El concepto de un cuerpo tan denso que ni siquiera la luz puede escapar de él fue descrito en un artículo enviado en 1783 a la Royal Society por el geólogo y clérigo inglés John Michell. Por aquel entonces la teoría de Newton de la gravitación y el concepto de velocidad de escape eran muy conocidas. Michell calculó que un cuerpo con una densidad 500 veces mayor que la del Sol, pero con su mismo radio, tendría, en su superficie, una velocidad de escape igual a la de la luz y sería invisible. En 1796 el matemático francés Pierre-Simon Laplace explicó en las dos primeras ediciones de su libro Exposition du Systeme du Monde la misma idea, aunque, al ganar terreno la idea de que la luz era una onda sin masa, en el siglo XIX fue descartada en ediciones posteriores.

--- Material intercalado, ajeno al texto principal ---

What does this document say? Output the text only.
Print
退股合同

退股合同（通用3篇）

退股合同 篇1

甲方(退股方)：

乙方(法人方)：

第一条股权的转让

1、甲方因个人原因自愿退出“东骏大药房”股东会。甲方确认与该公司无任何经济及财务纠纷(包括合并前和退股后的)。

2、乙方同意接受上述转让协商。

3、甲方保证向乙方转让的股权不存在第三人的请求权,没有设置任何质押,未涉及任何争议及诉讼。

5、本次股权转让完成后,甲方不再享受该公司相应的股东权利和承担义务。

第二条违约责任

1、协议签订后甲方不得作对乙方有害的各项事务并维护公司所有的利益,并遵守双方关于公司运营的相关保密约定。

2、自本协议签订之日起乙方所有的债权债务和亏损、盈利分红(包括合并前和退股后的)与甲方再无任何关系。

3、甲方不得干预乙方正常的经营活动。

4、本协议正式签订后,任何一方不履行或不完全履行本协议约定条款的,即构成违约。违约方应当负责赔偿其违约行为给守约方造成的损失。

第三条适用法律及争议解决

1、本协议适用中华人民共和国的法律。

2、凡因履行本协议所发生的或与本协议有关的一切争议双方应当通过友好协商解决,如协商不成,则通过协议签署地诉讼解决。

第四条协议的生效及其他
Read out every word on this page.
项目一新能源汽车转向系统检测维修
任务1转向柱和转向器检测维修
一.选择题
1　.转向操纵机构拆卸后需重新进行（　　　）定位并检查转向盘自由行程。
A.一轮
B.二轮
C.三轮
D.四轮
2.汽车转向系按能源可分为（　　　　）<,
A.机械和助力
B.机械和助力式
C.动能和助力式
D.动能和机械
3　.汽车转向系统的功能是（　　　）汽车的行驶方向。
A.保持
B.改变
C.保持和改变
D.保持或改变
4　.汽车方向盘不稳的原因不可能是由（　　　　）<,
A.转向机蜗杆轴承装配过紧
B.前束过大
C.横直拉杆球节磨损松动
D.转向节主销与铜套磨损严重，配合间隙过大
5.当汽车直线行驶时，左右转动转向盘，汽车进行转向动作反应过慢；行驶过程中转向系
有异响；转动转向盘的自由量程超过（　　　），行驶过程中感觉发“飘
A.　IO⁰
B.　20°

En 1915 Einstein desarrolló la relatividad general y demostró que la luz era influida por la interacción gravitatoria. Unos meses después Karl Schwarzschild encontró una solución a las ecuaciones de Einstein, donde un cuerpo pesado absorbería la luz. Se sabe ahora que el radio de Schwarzschild es el radio del horizonte de sucesos de un agujero negro que no gira, pero esto no era bien entendido en aquel entonces. El propio Schwarzschild pensó que no era más que una solución matemática, no física. En 1930 Subrahmanyan Chandrasekhar demostró que un cuerpo con una masa crítica (ahora conocida como límite de Chandrasekhar) y que no emitiese radiación, colapsaría por su propia gravedad porque no habría nada conocido que pudiera frenarla (para dicha masa la fuerza de atracción gravitatoria sería mayor que la proporcionada por el principio de exclusión de Pauli). Sin embargo, Eddington se opuso a la idea de que la estrella alcanzara un tamaño nulo, lo que implicaría una singularidad desnuda de materia, y que debería haber algo que inevitablemente pusiera freno al colapso, línea adoptada por la mayoría de los científicos.
En 1939 Robert Oppenheimer predijo que una estrella masiva podría sufrir un colapso gravitatorio y, por tanto, los agujeros negros podrían ser formados en la naturaleza. Esta teoría no fue objeto de mucha atención hasta los años 1960, porque, después de la Segunda Guerra Mundial se tenía más interés en lo que sucedía a escala atómica.
En 1967 Stephen Hawking y Roger Penrose probaron que los agujeros negros son soluciones a las ecuaciones de Einstein y que en determinados casos no se podría impedir que se crease un agujero negro a partir de un colapso. La idea de agujero negro tomó fuerza con los avances científicos y experimentales que llevaron al descubrimiento de los púlsares. Poco después, en 1969, John Wheeler acuñó la locución «agujero negro» durante una reunión de cosmólogos en Nueva York, para designar lo que anteriormente se llamó «estrella en colapso gravitatorio completo».